Additional lies from the introduction:
"[These stories] were actually filled with hidden messages that worked together to unfold a natural, healthy attitude toward young remember that rejected the standard myths and clichés."
"[These heroines] were equal to the situations they encountered, which did not lead to the destructive self-hatred that was often found in the genre."
"[They] extricate themselves from their predicaments."
A good collection. There are some speech bubbles with issues of text legibility. So it's possible some issues may come up. Otherwise, I had a fun time checking out unique stories from this time of skirts and weird stories. The final story is a wild doozy of a time.
I must confess that at first, the dialogue of this graphic novel perplexed me a great deal. I kept thinking: 'Who the hell TALKS like this?" Ummm... (Mormon people? W.A.S.P.'s?) Honestly, it was pretty laughable. I also felt there was a great deal of subtext going on within these panels, if the author-- and the bio of this guy/the author, Dana Dutch reads like some kind of psychological profiling of a... a concerned uncle figure? A sublimated dirty old guy? I wasn't sure. Suffice it to say, these comics talk about 'kissing' but are all about 'Hey! Nice girls don't have sex before marriage!" But they also don't sit around crying if the guy of their dreams acts like a 'heel.' (Ahhaahaaahaa!) hence the title, Romance WITHOUT Tears, because this collection flies in the face of the typical (popular) Romance graphic novels/comics of the day, with every cover featured a beautiful young girl with exaggerated tears streaming down her cheeks, because some cad had 'done her wrong.' These comics/panels offer a completely alternative P.O.V. Strong young girls who stick up for themselves and put men in their place, asserting that in all actuality, they are perfectly fine without the specific love of one dreamy boy, because after all, there are plenty more (nicer, more RESPECTFUL) boys out there to choose, date, and ultimately, marry because lest we go too far, with this fiery independent motif, marriage and family were the ultimate message of this collection.

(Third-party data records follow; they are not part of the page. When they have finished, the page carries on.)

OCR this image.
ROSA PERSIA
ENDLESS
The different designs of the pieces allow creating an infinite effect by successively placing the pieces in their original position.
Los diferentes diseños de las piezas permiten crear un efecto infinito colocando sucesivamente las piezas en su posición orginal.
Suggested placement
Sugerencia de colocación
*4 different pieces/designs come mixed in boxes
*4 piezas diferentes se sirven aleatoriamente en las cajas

When I was growing up I'd always buy Archie comics, mostly for the clothes. This is really probably more of what I wanted; comics with female protagonists, taking their somewhat shallow lives very seriously (because that's what adolescence is!) I'm not sure I would have appreciated that at the time, since I was a very boring, emotionless teenager, but I appreciate them now. Interesting how gripping the stories can be given the circumscribed lives of the characters. I also like the sense of place in a lot of them - little towns where taking a trip to the next town over gives you an incredible sense of freedom, or the DMV area where elements of military life permeate everything, etc.
I was so looking forward to this as I'm kinda obsessed with romance comics since picking them up cheap cheap at comic stores over the years - and these stories by a particular writer are different and interesting. But the essay is all at the front so the context is lost during the individual stories and it just becomes and odd anthology instead of the illuminating read it could have been.
a collection of the stories written by Dana Dutch and published by Archer St John in the heyday of romance comics from '49-'55. Dutch's ladies, unlike the tear stained heroines of other stories, have character, self-worth, and common sense to boot. They are usually able to solve their own problems and may or may not end up with a man in the end.